At the risk of causing offence, can I point out that when you took on the client a few years ago, the “Know Your Client” requirement should have include ascertaining the material assets of the client, including of course the property at issue: did you specifically ask the client whether that property was owned solely by him or alternatively (as would frequently be the case) jointly owned with his wife ?

Frankly, the “do nothing” approach is simply NOT a valid option, and could expose you to a PII claim and a complaint to your governing body.

Basil.
EDIT. My above post prepared prior to seeing the 11.06 and 11.20 posts above re ownership: IMHO a proactive approach should be taken re questioning ownership of properties (and other material assets) and further enquiries should be made if one has any doubts.

Thanks (0)
Replying to fawltybasil2575:
avatar
By Justin Bryant
10th Sep 2020 11:50

You can take a legitimate do nothing filing position based on the above tenable interpretation of s 836 ITA 2007 (this has been mentioned a few times before here).

Thanks (0)
Replying to Justin Bryant:
Psycho
By Wilson Philips
10th Sep 2020 12:06

I don't follow how s836 results in a do nothing position. Assuming, per your earlier comment, that there is joint BO and that s836 applies to BO rather than LO, why would there be a "do nothing filing position"?

Thanks (0)
Replying to Wilson Philips:
avatar
By Justin Bryant
10th Sep 2020 14:37

Crumbs, you're correct for a change! I obviously meant assuming they don't have joint BO of course.

Thanks (0)
Replying to Justin Bryant:
Psycho
By Wilson Philips
10th Sep 2020 14:54

On this occasion I don't think that anyone will object if you go back and correct the error in your earlier post ;¬)

Thanks (0)
Replying to fawltybasil2575:
Psycho
By Wilson Philips
10th Sep 2020 12:00

fawltybasil2575 wrote:
IMHO a proactive approach should be taken re questioning ownership of properties (and other material assets) and further enquiries should be made if one has any doubts.

Pretty much what I said.
Thanks (0)
My photo
By Matrix
10th Sep 2020 13:08

Thanks all.

I spoke to HMRC technical helpline and they suggested writing a joint letter arguing no loss to the exchequer and they probably won’t require the returns for her (in fact the client has overpaid a few hundred pounds a year as the wife had some room in her basic rate band but it is probably not much different to the costs of a tax return). I have proposed to the client that I amend 2018-19 for him, engage her as a client and file 2018-19 and 2019-20 and write the letter.

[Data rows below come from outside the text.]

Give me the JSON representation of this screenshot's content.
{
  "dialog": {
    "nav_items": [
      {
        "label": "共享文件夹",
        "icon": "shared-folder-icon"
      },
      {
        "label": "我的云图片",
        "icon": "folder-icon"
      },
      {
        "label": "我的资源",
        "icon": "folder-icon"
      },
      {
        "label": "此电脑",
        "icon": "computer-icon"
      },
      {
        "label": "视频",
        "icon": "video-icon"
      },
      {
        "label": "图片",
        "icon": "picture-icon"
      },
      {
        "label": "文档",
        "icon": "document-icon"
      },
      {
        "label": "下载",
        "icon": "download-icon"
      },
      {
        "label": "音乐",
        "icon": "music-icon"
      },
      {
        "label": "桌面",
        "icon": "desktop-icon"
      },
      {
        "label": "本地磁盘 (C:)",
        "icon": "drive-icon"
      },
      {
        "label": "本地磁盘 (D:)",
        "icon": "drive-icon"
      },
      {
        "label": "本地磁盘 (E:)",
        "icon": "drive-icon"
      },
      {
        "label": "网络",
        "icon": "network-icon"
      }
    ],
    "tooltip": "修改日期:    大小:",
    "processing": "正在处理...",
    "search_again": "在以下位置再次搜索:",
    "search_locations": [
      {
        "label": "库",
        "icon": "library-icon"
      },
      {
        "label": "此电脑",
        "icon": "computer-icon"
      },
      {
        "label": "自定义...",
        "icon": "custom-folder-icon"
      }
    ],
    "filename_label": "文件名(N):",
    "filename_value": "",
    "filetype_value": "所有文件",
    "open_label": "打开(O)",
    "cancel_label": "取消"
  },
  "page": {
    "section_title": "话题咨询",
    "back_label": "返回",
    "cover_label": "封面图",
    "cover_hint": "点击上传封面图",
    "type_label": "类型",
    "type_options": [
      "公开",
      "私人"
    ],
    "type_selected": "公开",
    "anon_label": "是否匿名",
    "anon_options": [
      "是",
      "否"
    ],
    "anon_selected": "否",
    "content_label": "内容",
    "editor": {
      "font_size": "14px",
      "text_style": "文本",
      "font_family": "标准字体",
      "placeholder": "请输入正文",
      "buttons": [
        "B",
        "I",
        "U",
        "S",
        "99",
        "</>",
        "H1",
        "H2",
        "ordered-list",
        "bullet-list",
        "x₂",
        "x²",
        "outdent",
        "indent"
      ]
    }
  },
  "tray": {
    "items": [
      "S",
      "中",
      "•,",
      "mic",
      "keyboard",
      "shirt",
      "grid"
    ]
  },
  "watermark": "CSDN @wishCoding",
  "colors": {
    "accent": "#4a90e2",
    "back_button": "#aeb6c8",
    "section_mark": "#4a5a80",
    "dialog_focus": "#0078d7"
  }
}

I never proposed doing nothing so I don’t know where that came from.

Understood regarding KYC, but this client came from someone who passed me her client portfolio and 100% of the rent was already treated as his income. It was a bookkeeper who thought of it as his self employment it seems, but luckily put it in the right pages though.

Interestingly the client knew there would be two annual allowances on sale when we discussed yesterday, so must have taken advice at the time so why they didn’t know to also split the income and tell me, I don’t know.

Thanks (0)
avatar
By ingrat
16th Sep 2020 09:50

We had a case where both HR taxpayers but there was a tax loss as the husband's PA was subject to tapering, it also impacted on his pension relief calculation so we had to make a disclosure.

Thanks (0)
avatar
By geoffmw1
16th Sep 2020 12:26

If the rental income has never appeared on the wife's tax returns which presumably have not been made in any event, how will the CGT position be acceptedby HMRCwithoutbquery

Thanks (0)
Replying to geoffmw1:
My photo
By Matrix
16th Sep 2020 13:32

Because the clients are making full disclosure. Which has nothing to do with the sale although your point is valid.

Thanks (0)
Replying to geoffmw1:
RLI
By lionofludesch
16th Sep 2020 14:08

geoffmw1 wrote:

If the rental income has never appeared on the wife's tax returns which presumably have not been made in any event, how will the CGT position be accepted by HMRC without query?

Well, I for one would be surprised if HMRC noticed this. In fact, I'm surprised that anyone would suggest they would.

They'll just assume it's a property that's never been rented out.